Ditch that bag of cable spaghetti...
By Ben King
Published: 1 May 2002 16:45 BST
There's no point having a thin, light, ultra-portable notebook computer if it's tethered to a desk by a modem cord. Ben King considers the main ways to make a laptop genuinely wireless.
Until networking and the internet came along, a PC really wasn't much more than a glorified typewriter. Add a modem and it becomes a mailbox, a library and an entertainment centre all in one.
Laptops are still waiting for a similar revolution. They're getting lighter, smaller and battery life is getting longer. Laptop design is improving, too, from the fruit-coloured iBooks to Intel's leather-bound concept models. But the feature they're crying out for is an easy, always-on web connection.
An always-connected laptop will do all the things a web PC can. But it could also take on some of the features of a PDA, like diary and contact management. It could even have a built-in pager.
In the past, laptops have connected to the web using docking stations or LAN cards - clumsy in the office and useless on the road. And anyone who has travelled with a dial-up modem and a bag full of different plugs for the world's many and various phone sockets will know that they are about as much use for keeping in touch as a basket of carrier pigeons.
Using wireless connections for laptops is as sensible as using wireless technology for mobile phones.
Mobile phone operators are among those who realise this, and they've been offering wireless internet connections to laptop users for a while. Most high-end phones can be used as modems, plugged into the side of a laptop with a cable or linked up through an infra-red port.
Special modems using various mobile networks are also available. These can either work over the existing 2G mobile network (GSM), which offers only 9.6Kbps, or on enhanced versions such as GPRS, which offers an always-on connection and higher speeds.

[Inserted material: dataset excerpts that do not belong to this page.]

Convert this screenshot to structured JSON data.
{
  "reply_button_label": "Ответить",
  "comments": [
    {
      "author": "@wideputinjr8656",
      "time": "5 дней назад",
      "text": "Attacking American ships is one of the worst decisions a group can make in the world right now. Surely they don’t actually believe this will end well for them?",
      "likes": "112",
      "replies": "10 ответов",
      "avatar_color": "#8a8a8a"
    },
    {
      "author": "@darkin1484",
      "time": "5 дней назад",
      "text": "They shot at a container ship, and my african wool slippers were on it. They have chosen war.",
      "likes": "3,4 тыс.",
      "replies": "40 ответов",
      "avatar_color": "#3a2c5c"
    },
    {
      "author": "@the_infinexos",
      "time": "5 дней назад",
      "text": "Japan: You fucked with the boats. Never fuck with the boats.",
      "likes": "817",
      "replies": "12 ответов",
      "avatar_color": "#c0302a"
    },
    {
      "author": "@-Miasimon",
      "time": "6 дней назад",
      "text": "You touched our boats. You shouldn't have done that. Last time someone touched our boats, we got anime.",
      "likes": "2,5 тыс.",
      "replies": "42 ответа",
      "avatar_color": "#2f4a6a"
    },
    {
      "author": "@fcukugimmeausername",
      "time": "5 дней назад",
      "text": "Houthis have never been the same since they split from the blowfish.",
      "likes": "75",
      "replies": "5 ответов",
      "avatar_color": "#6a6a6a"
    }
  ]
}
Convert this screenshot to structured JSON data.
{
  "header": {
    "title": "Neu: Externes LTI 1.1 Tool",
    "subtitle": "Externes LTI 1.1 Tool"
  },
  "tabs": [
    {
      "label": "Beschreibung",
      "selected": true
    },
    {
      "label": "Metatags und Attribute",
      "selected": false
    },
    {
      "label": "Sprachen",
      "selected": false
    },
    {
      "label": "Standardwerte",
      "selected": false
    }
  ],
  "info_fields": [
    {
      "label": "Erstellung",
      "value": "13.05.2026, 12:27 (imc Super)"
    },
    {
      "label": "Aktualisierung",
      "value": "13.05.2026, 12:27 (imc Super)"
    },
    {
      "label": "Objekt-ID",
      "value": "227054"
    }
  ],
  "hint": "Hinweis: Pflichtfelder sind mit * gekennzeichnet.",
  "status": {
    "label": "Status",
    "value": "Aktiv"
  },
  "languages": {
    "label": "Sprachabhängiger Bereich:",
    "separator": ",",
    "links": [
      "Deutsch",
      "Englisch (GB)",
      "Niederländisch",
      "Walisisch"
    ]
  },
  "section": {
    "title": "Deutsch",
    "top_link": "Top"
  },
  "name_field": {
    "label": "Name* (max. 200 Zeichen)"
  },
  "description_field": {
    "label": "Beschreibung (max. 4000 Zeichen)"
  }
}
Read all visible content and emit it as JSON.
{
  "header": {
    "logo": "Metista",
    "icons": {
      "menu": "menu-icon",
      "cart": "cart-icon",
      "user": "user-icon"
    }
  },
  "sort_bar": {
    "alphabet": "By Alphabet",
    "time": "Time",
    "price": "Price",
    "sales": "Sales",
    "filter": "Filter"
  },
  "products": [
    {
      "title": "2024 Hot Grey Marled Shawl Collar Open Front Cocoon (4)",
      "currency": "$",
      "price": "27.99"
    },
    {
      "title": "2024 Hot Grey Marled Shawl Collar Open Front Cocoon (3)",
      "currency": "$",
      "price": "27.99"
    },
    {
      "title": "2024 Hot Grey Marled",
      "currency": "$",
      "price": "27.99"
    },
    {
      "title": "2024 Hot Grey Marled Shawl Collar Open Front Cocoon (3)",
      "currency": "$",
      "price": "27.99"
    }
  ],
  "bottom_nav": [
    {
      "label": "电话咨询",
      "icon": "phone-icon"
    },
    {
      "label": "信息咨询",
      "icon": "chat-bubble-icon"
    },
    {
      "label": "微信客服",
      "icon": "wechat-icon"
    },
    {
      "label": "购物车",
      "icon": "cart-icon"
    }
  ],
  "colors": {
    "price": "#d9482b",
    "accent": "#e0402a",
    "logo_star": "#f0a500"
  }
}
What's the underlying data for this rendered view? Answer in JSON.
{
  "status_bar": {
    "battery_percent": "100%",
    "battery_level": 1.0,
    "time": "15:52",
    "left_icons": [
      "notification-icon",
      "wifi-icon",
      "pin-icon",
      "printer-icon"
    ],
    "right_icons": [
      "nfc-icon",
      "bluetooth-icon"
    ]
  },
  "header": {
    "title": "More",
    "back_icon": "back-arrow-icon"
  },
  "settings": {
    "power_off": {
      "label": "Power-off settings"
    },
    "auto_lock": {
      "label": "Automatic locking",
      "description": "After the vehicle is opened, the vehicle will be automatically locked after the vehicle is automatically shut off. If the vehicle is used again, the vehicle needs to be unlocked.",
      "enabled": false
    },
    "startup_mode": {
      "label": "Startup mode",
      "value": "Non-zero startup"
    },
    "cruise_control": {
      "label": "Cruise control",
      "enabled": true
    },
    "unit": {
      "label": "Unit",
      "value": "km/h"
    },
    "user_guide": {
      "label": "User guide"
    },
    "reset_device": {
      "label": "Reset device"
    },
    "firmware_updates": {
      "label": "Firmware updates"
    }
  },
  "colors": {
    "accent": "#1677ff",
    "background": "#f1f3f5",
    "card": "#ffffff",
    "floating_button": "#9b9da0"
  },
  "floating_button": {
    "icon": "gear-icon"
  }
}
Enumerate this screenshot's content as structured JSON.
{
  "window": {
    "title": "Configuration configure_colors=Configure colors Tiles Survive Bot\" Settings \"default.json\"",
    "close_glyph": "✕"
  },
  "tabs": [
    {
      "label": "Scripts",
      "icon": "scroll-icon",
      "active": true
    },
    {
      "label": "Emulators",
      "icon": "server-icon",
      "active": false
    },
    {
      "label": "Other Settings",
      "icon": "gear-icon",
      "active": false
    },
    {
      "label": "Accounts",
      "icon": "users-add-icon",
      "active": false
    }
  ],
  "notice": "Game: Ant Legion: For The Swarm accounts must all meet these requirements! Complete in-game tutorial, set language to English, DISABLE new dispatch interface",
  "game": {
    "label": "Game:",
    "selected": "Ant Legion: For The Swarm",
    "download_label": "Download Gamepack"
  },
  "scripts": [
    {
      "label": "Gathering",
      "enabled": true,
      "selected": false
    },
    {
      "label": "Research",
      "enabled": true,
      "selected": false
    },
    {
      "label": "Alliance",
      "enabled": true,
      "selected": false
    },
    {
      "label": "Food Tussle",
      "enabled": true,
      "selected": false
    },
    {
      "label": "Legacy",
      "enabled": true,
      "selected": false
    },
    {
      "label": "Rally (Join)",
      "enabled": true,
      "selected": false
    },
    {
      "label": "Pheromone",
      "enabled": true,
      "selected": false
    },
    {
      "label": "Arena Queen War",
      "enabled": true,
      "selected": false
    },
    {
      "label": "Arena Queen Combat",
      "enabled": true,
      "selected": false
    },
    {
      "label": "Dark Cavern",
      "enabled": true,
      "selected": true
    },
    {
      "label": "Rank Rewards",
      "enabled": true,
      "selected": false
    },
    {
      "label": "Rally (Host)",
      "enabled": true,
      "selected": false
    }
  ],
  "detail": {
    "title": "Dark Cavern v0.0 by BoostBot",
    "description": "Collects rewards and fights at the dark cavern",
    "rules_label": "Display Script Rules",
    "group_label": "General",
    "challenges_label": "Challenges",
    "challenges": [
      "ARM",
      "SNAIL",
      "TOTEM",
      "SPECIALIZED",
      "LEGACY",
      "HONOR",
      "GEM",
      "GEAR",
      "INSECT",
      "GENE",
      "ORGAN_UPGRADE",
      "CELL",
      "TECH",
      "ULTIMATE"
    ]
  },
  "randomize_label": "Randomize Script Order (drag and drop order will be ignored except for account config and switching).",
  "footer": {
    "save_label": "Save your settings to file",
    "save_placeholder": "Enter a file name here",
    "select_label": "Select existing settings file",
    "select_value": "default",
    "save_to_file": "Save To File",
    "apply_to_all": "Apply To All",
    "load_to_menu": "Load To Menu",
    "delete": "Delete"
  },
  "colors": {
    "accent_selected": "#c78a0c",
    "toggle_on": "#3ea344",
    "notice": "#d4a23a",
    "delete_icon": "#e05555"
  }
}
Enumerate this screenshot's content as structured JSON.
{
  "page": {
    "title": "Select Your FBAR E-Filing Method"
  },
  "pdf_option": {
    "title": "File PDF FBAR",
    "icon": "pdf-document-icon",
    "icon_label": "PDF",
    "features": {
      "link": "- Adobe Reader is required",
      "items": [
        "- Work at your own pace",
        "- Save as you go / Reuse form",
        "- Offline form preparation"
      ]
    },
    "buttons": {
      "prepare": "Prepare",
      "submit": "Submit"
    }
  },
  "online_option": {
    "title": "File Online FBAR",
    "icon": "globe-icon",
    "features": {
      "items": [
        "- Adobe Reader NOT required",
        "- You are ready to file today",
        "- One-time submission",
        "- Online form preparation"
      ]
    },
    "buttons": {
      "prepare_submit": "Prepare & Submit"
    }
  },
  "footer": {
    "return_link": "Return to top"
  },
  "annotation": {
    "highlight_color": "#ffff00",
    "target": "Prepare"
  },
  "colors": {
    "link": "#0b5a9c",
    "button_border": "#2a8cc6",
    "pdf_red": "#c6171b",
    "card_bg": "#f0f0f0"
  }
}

Either way, airtime on mobile networks is expensive. When third generation mobile networks come on stream - the earliest are scheduled for the end of this year - they may offer higher speeds but are unlikely to be much cheaper.
However, a large percentage of laptop usage takes place in a small number of locations such as offices, hotels or airport lounges - hotspots, as they are known.
Wireless LANs using the popular 802.11b standard are increasingly ousting the docking station in offices and public wireless hotspots are becoming common. They're popular in Scandinavia and the US, and BT has announced a plan to build 400 wireless LAN hotspots by July 2003 in the UK.
802.11b offers a reasonably fast link (11Mbps), there are no expensive spectrum licences to pay for and the equipment is relatively inexpensive, so it can be offered to a customer cheaply.
Other short-range technologies like Bluetooth also have a potential role in making PCs genuinely wireless but they are not so much for connecting the PC to the internet as for connecting it to various peripherals such as printers, MP3 players or phones.
802.11b is also likely to be replaced in due course, most likely by a similar standard called 802.11a which offers 54Mbps connections in a slightly different part of the spectrum.
As it stands, all of these solutions are quite expensive compared to wireline networks - and a hassle to use. As Don MacDonald, Intel worldwide director Mobile Platforms Marketing, said: "Today you almost have to be a PhD. It's damn difficult to use wireless."
In time, better software should improve the user experience. But if 802.11a and b become widely accepted standards there's no need to have them at all on a PCMCIA card or a USB - it would be much easier to build them into the computer.
Ultimately, Intel wants to build chips with everything built onto to the same wafer as the processor, from GPRS - or, eventually, 3G - mobile telecoms chips for access in remote locations, to 802.11b for offices, airports and coffee shops, to Bluetooth or ultra wideband (UWB) for much shorter distances.
With these built into the chip, the cost of a device should come down to the level where it becomes only marginally more expensive to ship a wireless-enabled laptop. Power consumption of the wireless components will also be lower if they're stuck on the same wafer.
Long term, connectivity should be seamless. It should be possible, for example, to roam from a wireline network to UWB to 802.11a or b, then onto a 3G network and onto a GPRS network. All without interrupting that game of Quake.
In networking terms, this will probably be the hardest thing to accomplish. Intel is already developing software which undertakes some of the task on the computer side but getting the various network operators to make it possible will be a bigger headache, and take several years to deliver.
As a first step, though, Macdonald sees Intel priming the market by shipping laptops with 802.11b capability installed, to increase the size of the potential market.
He added: "If we encourage the world's notebook manufacturers to put wireless in their computers it creates tens of millions of potential customers who these carriers can go and target."
Deployment of 802.11b and GPRS or 3G is the biggest headache at the moment. But even when these networks are in place, it will take a massive technological business effort to enable a user to roam seamlessly between all of them and receive a single bill of a sensible size. Security is also a concern.
With Intel, the wireless laptop revolution has a powerful champion. And Intel needs it to take off. The quest for ever-faster processors won't be enough to keep punters buying but the promise of better wireless connectivity could keep Intel's cash till ringing for years to come.